In nature, “females rule the roost, and males will do almost anything they can to please them,” said filmmaker Kevin Bachar.
His two-part documentary, “What Females Want and What Males Will Do,” airing 8 p.m. Sunday and April 13 on KCTS Channel 9, explores sexual selection in the animal world by chronicling the rituals and rites of courtship among species as varied as baboons and lizards.
The program, part of the PBS “Nature” series, required almost six months of pre-production to locate wildlife experts and coordinate filming schedules with them.
His team wanted to include a study of birds, he said, “because birds are always stunning” to view, “and we wanted to have a fun time while getting across the message of great science.”

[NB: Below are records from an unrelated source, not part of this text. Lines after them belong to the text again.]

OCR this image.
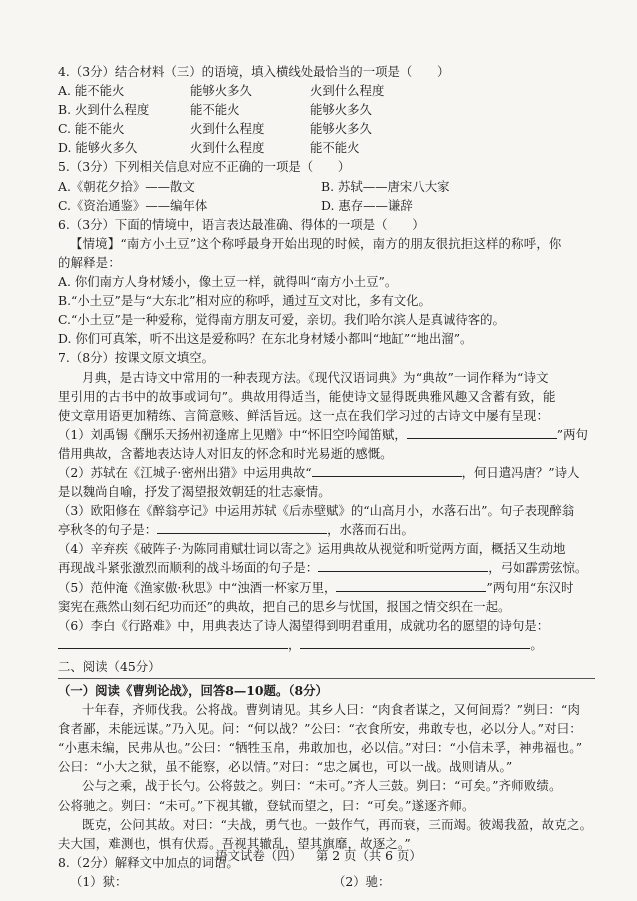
4.（3分）结合材料（三）的语境，填入横线处最恰当的一项是（　　）
A. 能不能火	能够火多久	火到什么程度
B. 火到什么程度	能不能火	能够火多久
C. 能不能火	火到什么程度	能够火多久
D. 能够火多久	火到什么程度	能不能火
5.（3分）下列相关信息对应不正确的一项是（　　）
A.《朝花夕拾》——散文	B. 苏轼——唐宋八大家
C.《资治通鉴》——编年体	D. 惠存——谦辞
6.（3分）下面的情境中，语言表达最准确、得体的一项是（　　）
【情境】“南方小土豆”这个称呼最身开始出现的时候，南方的朋友很抗拒这样的称呼，你
的解释是：
A. 你们南方人身材矮小，像土豆一样，就得叫“南方小土豆”。
B.“小土豆”是与“大东北”相对应的称呼，通过互文对比，多有文化。
C.“小土豆”是一种爱称，觉得南方朋友可爱，亲切。我们哈尔滨人是真诚待客的。
D. 你们可真笨，听不出这是爱称吗？在东北身材矮小都叫“地缸”“地出溜”。
7.（8分）按课文原文填空。
月典，是古诗文中常用的一种表现方法。《现代汉语词典》为“典故”一词作释为“诗文
里引用的古书中的故事或词句”。典故用得适当，能使诗文显得既典雅风趣又含蓄有致，能
使文章用语更加精练、言简意赅、鲜活旨远。这一点在我们学习过的古诗文中屡有呈现：
（1）刘禹锡《酬乐天扬州初逢席上见赠》中“怀旧空吟闻笛赋，	”两句
借用典故，含蓄地表达诗人对旧友的怀念和时光易逝的感慨。
（2）苏轼在《江城子·密州出猎》中运用典故“	，何日遣冯唐？”诗人
是以魏尚自喻，抒发了渴望报效朝廷的壮志豪情。
（3）欧阳修在《醉翁亭记》中运用苏轼《后赤壁赋》的“山高月小，水落石出”。句子表现醉翁
亭秋冬的句子是：	，水落而石出。
（4）辛弃疾《破阵子·为陈同甫赋壮词以寄之》运用典故从视觉和听觉两方面，概括又生动地
再现战斗紧张激烈而顺利的战斗场面的句子是：	，弓如霹雳弦惊。
（5）范仲淹《渔家傲·秋思》中“浊酒一杯家万里，	”两句用“东汉时
窦宪在燕然山刻石纪功而还”的典故，把自己的思乡与忧国，报国之情交织在一起。
（6）李白《行路难》中，用典表达了诗人渴望得到明君重用，成就功名的愿望的诗句是：
，	。
二、阅读（45分）
（一）阅读《曹刿论战》，回答8—10题。（8分）
十年春，齐师伐我。公将战。曹刿请见。其乡人曰：“肉食者谋之，又何间焉？”刿曰：“肉
食者鄙，未能远谋。”乃入见。问：“何以战？”公曰：“衣食所安，弗敢专也，必以分人。”对曰：
“小惠未编，民弗从也。”公曰：“牺牲玉帛，弗敢加也，必以信。”对曰：“小信未孚，神弗福也。”
公曰：“小大之狱，虽不能察，必以情。”对曰：“忠之属也，可以一战。战则请从。”
公与之乘，战于长勺。公将鼓之。刿曰：“未可。”齐人三鼓。刿曰：“可矣。”齐师败绩。
公将驰之。刿曰：“未可。”下视其辙，登轼而望之，曰：“可矣。”遂逐齐师。
既克，公问其故。对曰：“夫战，勇气也。一鼓作气，再而衰，三而竭。彼竭我盈，故克之。
夫大国，难测也，惧有伏焉。吾视其辙乱，望其旗靡，故逐之。”
8.（2分）解释文中加点的词语。
（1）狱：	（2）驰：
语文试卷（四） 第 2 页（共 6 页）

Filmed on location in Africa, South America, Australia, California, Montana and New Orleans, the program includes close-up footage of a wriggling mass of male garter snakes in a piling-on ritual that results in mating, and offers a frank discussion in clinical terms about a male duck’s reproductive organ.

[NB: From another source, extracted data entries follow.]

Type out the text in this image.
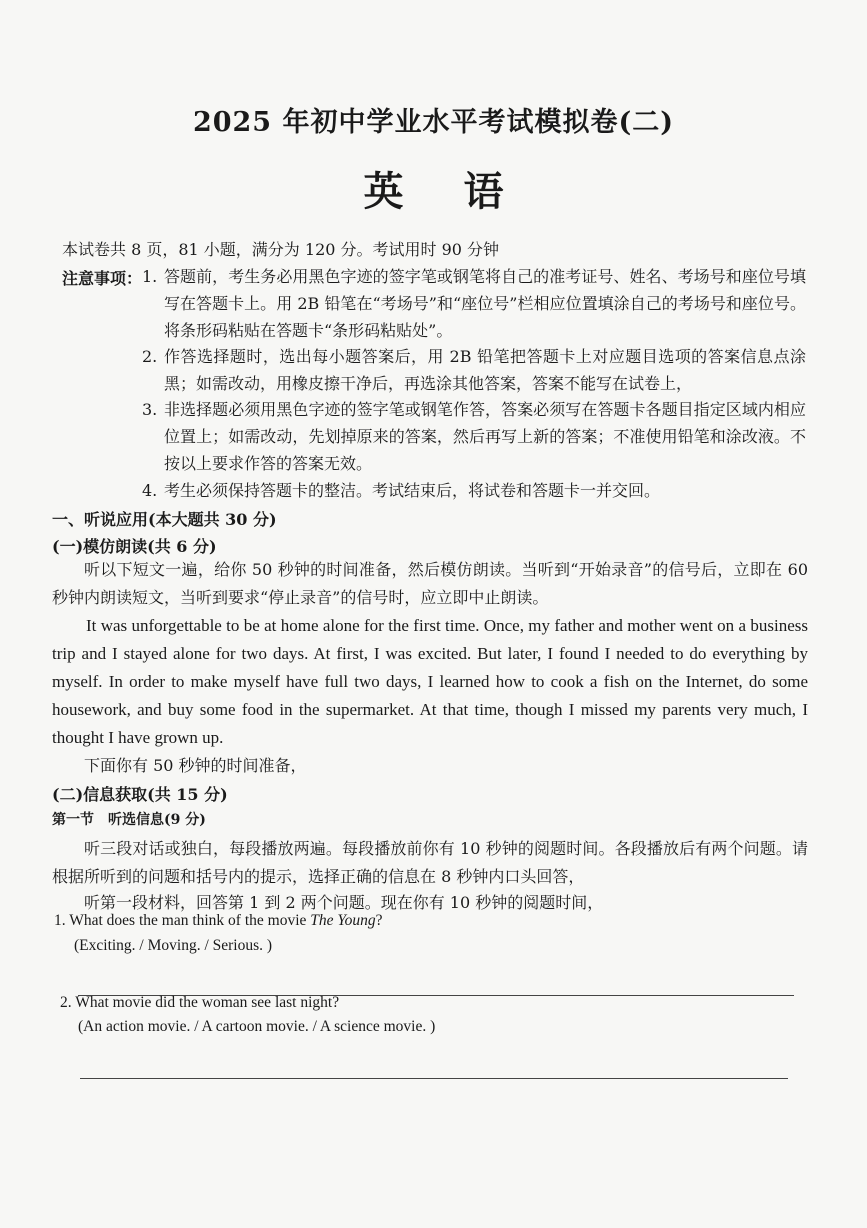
2025 年初中学业水平考试模拟卷(二)
英语
本试卷共 8 页，81 小题，满分为 120 分。考试用时 90 分钟
注意事项： 1. 答题前，考生务必用黑色字迹的签字笔或钢笔将自己的准考证号、姓名、考场号和座位号填写在答题卡上。用 2B 铅笔在“考场号”和“座位号”栏相应位置填涂自己的考场号和座位号。将条形码粘贴在答题卡“条形码粘贴处”。
2. 作答选择题时，选出每小题答案后，用 2B 铅笔把答题卡上对应题目选项的答案信息点涂黑；如需改动，用橡皮擦干净后，再选涂其他答案，答案不能写在试卷上，
3. 非选择题必须用黑色字迹的签字笔或钢笔作答，答案必须写在答题卡各题目指定区域内相应位置上；如需改动，先划掉原来的答案，然后再写上新的答案；不准使用铅笔和涂改液。不按以上要求作答的答案无效。
4. 考生必须保持答题卡的整洁。考试结束后，将试卷和答题卡一并交回。
一、听说应用(本大题共 30 分)
(一)模仿朗读(共 6 分)
听以下短文一遍，给你 50 秒钟的时间准备，然后模仿朗读。当听到“开始录音”的信号后，立即在 60 秒钟内朗读短文，当听到要求“停止录音”的信号时，应立即中止朗读。
It was unforgettable to be at home alone for the first time. Once, my father and mother went on a business trip and I stayed alone for two days. At first, I was excited. But later, I found I needed to do everything by myself. In order to make myself have full two days, I learned how to cook a fish on the Internet, do some housework, and buy some food in the supermarket. At that time, though I missed my parents very much, I thought I have grown up.
下面你有 50 秒钟的时间准备，
(二)信息获取(共 15 分)
第一节　听选信息(9 分)
听三段对话或独白，每段播放两遍。每段播放前你有 10 秒钟的阅题时间。各段播放后有两个问题。请根据所听到的问题和括号内的提示，选择正确的信息在 8 秒钟内口头回答，
听第一段材料，回答第 1 到 2 两个问题。现在你有 10 秒钟的阅题时间，
1. What does the man think of the movie The Young?
(Exciting. / Moving. / Serious. )
2. What movie did the woman see last night?
(An action movie. / A cartoon movie. / A science movie. )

The broadcast is narrated by actor F. Murray Abraham, whose spare delivery is peppered with dryly humorous moments.
Featured animals include a trio of side-blotched lizards in their group approach to mating; capuchin monkeys beating sticks on trees, drumming out their mating calls; and male sage grouse displaying their full plumage while prancing for approval from an automated decoy.
The robotic female is a small electronic device. Actual sage grouse skin and feathers conceal its hidden video camera.